Bitcoin recently soared past a value of nineteen thousand US dollars per coin. It's a currency, and it's only eight years old. You’ve likely heard of this new “cryptocurrency” before, and if you’re a regular person like me, there is one burning question on your mind: What is bitcoin?
So, in an effort to quell my burning curiosity, I ventured deep into the internet to discover the origins and significance of this brand new currency. I found myself in the frequently asked questions section of the bitcoin website. To my surprise, they did have a “what is bitcoin?” section. However, my search for answers was not over. The bitcoin folks had this to say about the currency: “Bitcoin is a consensus network that enables a new payment system and a completely digital money. It is the first decentralized peer-to-peer payment network that is powered by its users with no central authority or middlemen. From a user perspective, bitcoin is pretty much like cash for the Internet. Bitcoin can also be seen as the most prominent triple entry bookkeeping system in existence." So basically, if you’re a regular guy like me, you now have another question. What does that mean? “Pretty much like cash for the internet” is a confusing notion that I find oddly revolting. The nerds at bitcoin clearly don't speak the same language as I do. The quest for answers continues.
Well, whenever the nerds in your life fail to explain something adequately, it seems as though the ladies and gentleman over at “Wired” have your back. I just had to google “idiot's guide to bitcoin." So, the folks at “Wired” explain bitcoin as a digital currency that is held on computers around the globe. However, they stress that bitcoin isn't a currency like the regular dollars, its a super currency, and a way of making payments, as well. “It lets you hold money, but it also lets you spend it and trade it and move it from place to place, almost as cheaply and easily as you'd send an email." Another excellent thing about bitcoin is that it lets you pay for things without revealing your identity, which makes it excellent for deep web sites that are similar to the former “Silk Road." For those of you that don't know, the “Silk Road” was essentially a service where you could order anything from acid to heroin on the internet and it would show up at your door like any online shopping experience. However, the bitcoin system is also nearly completely transparent in that all transactions are calculated and displayed online, which could theoretically drive a new confidence in the economy.
Bitcoin has been hailed as the harbinger of a new era in international finance. From a political viewpoint, bitcoin has the potential to change not just the world of global finance, but the world as we know it. It decentralizes currency from nation states and federal governments. The full story of bitcoin is a complicated one. It was “invented” in 2008 by someone using the pseudonym Satoshi Nakamoto. He was a programmer who built the bitcoin software and released it onto the internet. The software was designed to run across a large network of machines, often referred to as “bitcoin miners,” which anyone could theoretically operate if they had the desire to. Bitcoins themselves are basically just digital addresses and balances that are kept in an online ledger.
Why would you mine these bitcoins? Well, the bitcoin system is designed to pay out bitcoins to the bitcoin miners.

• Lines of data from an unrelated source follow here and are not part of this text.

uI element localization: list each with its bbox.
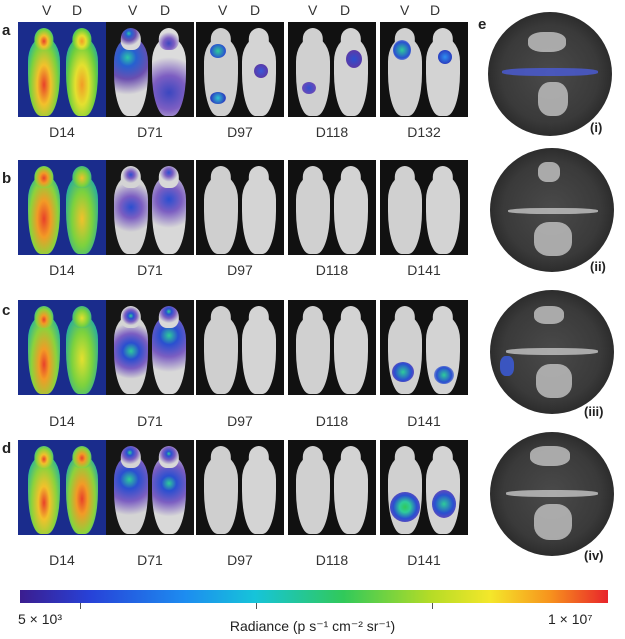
image-panel-a-d97 bbox=[196, 22, 284, 117]
day-label: D14 bbox=[49, 262, 75, 278]
day-label: D71 bbox=[137, 124, 163, 140]
image-panel-c-d118 bbox=[288, 300, 376, 395]
day-label: D132 bbox=[407, 124, 441, 140]
day-label: D97 bbox=[227, 124, 253, 140]
day-label: D141 bbox=[407, 413, 441, 429]
day-label: D97 bbox=[227, 413, 253, 429]
image-panel-b-d141 bbox=[380, 160, 468, 255]
day-label: D118 bbox=[315, 124, 349, 140]
day-label: D118 bbox=[315, 413, 349, 429]
petri-dish-i bbox=[488, 12, 612, 136]
day-label: D97 bbox=[227, 552, 253, 568]
row-letter-b: b bbox=[2, 170, 12, 187]
petri-dish-iv bbox=[490, 432, 614, 556]
day-label: D14 bbox=[49, 552, 75, 568]
dorsal-label: D bbox=[250, 2, 261, 18]
image-panel-a-d71 bbox=[106, 22, 194, 117]
ventral-label: V bbox=[400, 2, 410, 18]
image-panel-c-d97 bbox=[196, 300, 284, 395]
dorsal-label: D bbox=[160, 2, 171, 18]
ventral-label: V bbox=[218, 2, 228, 18]
colorbar-tick bbox=[432, 603, 433, 609]
day-label: D141 bbox=[407, 552, 441, 568]
day-label: D118 bbox=[315, 262, 349, 278]
dish-label: (i) bbox=[590, 120, 603, 135]
ventral-label: V bbox=[128, 2, 138, 18]
dish-label: (iii) bbox=[584, 404, 604, 419]
day-label: D118 bbox=[315, 552, 349, 568]
image-panel-c-d141 bbox=[380, 300, 468, 395]
image-panel-b-d97 bbox=[196, 160, 284, 255]
image-panel-b-d71 bbox=[106, 160, 194, 255]
day-label: D71 bbox=[137, 552, 163, 568]
petri-dish-ii bbox=[490, 148, 614, 272]
image-panel-a-d118 bbox=[288, 22, 376, 117]
day-label: D14 bbox=[49, 413, 75, 429]
row-letter-a: a bbox=[2, 22, 11, 39]
image-panel-a-d14 bbox=[18, 22, 106, 117]
colorbar-min-label: 5 × 10³ bbox=[18, 611, 62, 627]
dorsal-label: D bbox=[340, 2, 351, 18]
colorbar-max-label: 1 × 10⁷ bbox=[548, 611, 593, 627]
dorsal-label: D bbox=[430, 2, 441, 18]
day-label: D97 bbox=[227, 262, 253, 278]
image-panel-d-d71 bbox=[106, 440, 194, 535]
image-panel-d-d97 bbox=[196, 440, 284, 535]
ventral-label: V bbox=[308, 2, 318, 18]
dish-label: (iv) bbox=[584, 548, 604, 563]
image-panel-d-d141 bbox=[380, 440, 468, 535]
image-panel-b-d118 bbox=[288, 160, 376, 255]
colorbar-tick bbox=[80, 603, 81, 609]
radiance-colorbar bbox=[20, 590, 608, 603]
row-letter-d: d bbox=[2, 440, 12, 457]
image-panel-b-d14 bbox=[18, 160, 106, 255]
day-label: D71 bbox=[137, 262, 163, 278]
day-label: D14 bbox=[49, 124, 75, 140]
colorbar-tick bbox=[256, 603, 257, 609]
ventral-label: V bbox=[42, 2, 52, 18]
image-panel-c-d71 bbox=[106, 300, 194, 395]
day-label: D141 bbox=[407, 262, 441, 278]
panel-letter-e: e bbox=[478, 16, 487, 33]
dish-label: (ii) bbox=[590, 259, 606, 274]
colorbar-title: Radiance (p s⁻¹ cm⁻² sr⁻¹) bbox=[229, 618, 396, 634]
image-panel-c-d14 bbox=[18, 300, 106, 395]
petri-dish-iii bbox=[490, 290, 614, 414]
image-panel-d-d14 bbox=[18, 440, 106, 535]
row-letter-c: c bbox=[2, 302, 11, 319]
image-panel-a-d132 bbox=[380, 22, 468, 117]
dorsal-label: D bbox=[72, 2, 83, 18]
image-panel-d-d118 bbox=[288, 440, 376, 535]
day-label: D71 bbox=[137, 413, 163, 429]
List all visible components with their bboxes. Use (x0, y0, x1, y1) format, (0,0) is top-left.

As the system creates bitcoins, the miners log them and occasionally are paid out their own bitcoins by the system. Essentially, decentralized software manages to create these bitcoins and the miners are paid to catalogue them. The system pays these miners to keep stock of bitcoins at a rate of 25 bitcoins, six times per hour, globally. So, the entirety of planet earth's bitcoin miners are paid at a rate of 150 bitcoins per hour. The system is designed to stop issuing bitcoins when they have “minted” twenty one million bitcoins, which, in the estimation of experts, will happen around the year 2140.
There are those warning prospective investors away from investing in bitcoin, primarily because it has no real world backing. The regular stocks available to most are backed by, and fluctuate based on, a real world company. Bitcoin differs significantly from a stock or a bond. Because so many people are buying bitcoin so fast, it is impossible to actually put a value on it. There are some that even call bitcoin more “short-term gambling” than “investing,” which seems to be accurate, given the significant delays that have been experienced by buyers and sellers of bitcoin. In some cases, buyers have to wait nearly a week before receiving their coins.
With all of this in mind, it seems that bitcoin had a few more skeletons in the closet than it seemed it had at first sight. Will bitcoin fail because it lacks the backing of physical capital and resources? Or will we see the global financial markets revolutionized by what was once a figment of an anonymous programmer's imagination? Only time will tell.